Many of them either look dirty, with green algae growing all over the nozzle, or don't work at all.
Well, the Department of Public Health at the University of Otago has been looking into water fountains, particularly in Wellington.
They've been assessing the state of fountains as well as how many are in close proximity to children's playgrounds.
Wellington is poorly provided for on the whole, says researcher Nick Wilson.
“We were rather surprised that only 6 percent of children’s playgrounds had drinking fountains and only 29 percent of public parks.”
This lack of availability could make people more likely to go for sugary refreshment.
“To really understand the obesity problem we need to know about the type of choices people have - whether they can easily get drinking water in public places and the access to shops that sell sugary drinks, which we’ve also studied.”
It’s not all bad news, though.
“There have been some good developments with Wellington City Council putting in more fountains and all the 74 taps we tested actually did work.”
The condition of water fountains is also a concern.
“We found half the drinking fountain nozzles had green-brown growth around them or metal discolouration. There is some concern that is putting people off using the fountains.
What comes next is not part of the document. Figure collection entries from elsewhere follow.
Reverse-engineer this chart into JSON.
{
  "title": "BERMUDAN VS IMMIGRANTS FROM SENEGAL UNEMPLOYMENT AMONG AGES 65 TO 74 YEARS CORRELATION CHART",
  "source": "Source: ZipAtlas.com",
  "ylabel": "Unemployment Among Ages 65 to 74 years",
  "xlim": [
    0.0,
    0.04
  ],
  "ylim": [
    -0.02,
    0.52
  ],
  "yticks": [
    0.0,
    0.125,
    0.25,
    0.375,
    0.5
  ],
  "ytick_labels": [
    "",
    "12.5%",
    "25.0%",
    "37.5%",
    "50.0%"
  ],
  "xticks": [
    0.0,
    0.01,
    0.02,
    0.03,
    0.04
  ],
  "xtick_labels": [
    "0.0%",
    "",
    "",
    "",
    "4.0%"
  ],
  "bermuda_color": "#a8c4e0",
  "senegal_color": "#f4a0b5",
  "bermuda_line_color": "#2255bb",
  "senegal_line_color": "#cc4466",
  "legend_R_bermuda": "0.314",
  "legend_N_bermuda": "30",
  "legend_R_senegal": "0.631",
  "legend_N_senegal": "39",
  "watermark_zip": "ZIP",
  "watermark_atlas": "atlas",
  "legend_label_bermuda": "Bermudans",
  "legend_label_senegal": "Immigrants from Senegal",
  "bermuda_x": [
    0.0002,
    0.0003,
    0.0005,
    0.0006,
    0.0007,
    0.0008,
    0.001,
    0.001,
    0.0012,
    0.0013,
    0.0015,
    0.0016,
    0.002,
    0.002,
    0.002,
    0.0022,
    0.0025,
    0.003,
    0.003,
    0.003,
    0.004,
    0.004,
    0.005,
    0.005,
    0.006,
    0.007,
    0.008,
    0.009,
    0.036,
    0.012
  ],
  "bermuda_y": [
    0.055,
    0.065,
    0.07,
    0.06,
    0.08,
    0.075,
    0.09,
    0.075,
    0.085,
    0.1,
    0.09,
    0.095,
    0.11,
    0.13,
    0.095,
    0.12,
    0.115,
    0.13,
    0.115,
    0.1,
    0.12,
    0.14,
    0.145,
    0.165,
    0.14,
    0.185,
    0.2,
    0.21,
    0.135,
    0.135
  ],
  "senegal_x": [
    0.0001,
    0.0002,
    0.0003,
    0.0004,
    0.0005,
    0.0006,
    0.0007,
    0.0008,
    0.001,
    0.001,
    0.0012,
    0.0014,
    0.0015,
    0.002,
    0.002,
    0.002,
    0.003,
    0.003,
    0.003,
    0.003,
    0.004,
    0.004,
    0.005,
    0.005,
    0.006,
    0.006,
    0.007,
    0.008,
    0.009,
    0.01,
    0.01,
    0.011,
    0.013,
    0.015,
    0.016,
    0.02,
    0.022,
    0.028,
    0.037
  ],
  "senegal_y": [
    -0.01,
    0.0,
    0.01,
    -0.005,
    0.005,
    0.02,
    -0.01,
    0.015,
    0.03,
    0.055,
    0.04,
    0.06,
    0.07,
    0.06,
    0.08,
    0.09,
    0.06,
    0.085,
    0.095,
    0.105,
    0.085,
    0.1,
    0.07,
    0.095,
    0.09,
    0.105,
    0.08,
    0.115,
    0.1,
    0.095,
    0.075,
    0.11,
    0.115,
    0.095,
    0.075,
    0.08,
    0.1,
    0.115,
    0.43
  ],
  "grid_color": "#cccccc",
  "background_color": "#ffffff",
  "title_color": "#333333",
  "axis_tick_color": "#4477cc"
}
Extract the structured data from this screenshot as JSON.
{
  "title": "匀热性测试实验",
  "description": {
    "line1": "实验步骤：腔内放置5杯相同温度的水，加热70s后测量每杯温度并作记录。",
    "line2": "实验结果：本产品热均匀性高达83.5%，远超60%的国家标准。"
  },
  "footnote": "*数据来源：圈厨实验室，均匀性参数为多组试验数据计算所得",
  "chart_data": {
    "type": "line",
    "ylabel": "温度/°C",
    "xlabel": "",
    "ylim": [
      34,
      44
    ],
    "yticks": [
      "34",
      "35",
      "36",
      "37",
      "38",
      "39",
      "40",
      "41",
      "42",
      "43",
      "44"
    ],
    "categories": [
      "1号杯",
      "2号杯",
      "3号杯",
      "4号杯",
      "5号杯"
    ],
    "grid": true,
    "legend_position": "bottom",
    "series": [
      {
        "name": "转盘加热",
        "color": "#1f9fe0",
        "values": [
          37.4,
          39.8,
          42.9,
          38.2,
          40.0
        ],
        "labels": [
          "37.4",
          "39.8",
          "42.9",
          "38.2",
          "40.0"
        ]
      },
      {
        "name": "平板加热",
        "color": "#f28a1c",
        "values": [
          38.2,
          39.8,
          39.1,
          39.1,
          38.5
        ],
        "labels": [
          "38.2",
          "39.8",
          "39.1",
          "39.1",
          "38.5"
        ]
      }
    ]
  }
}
“We didn’t study the microbiology or the quality of the water from a psychological perspective, but it really is a problem if it’s discoloured.”
Of Wellington's 50 water fountains, the researchers found only three in the entire suburb of Karori – one of those in a cemetery.
“With climate change, we’re also worried about heat waves being more common, even in New Zealand. Having drinking fountains is a way to reduce the risk of heat stroke.”
The researchers have put their findings to the Wellington council and want to see 100 more in the city, including at 50 percent of playgrounds.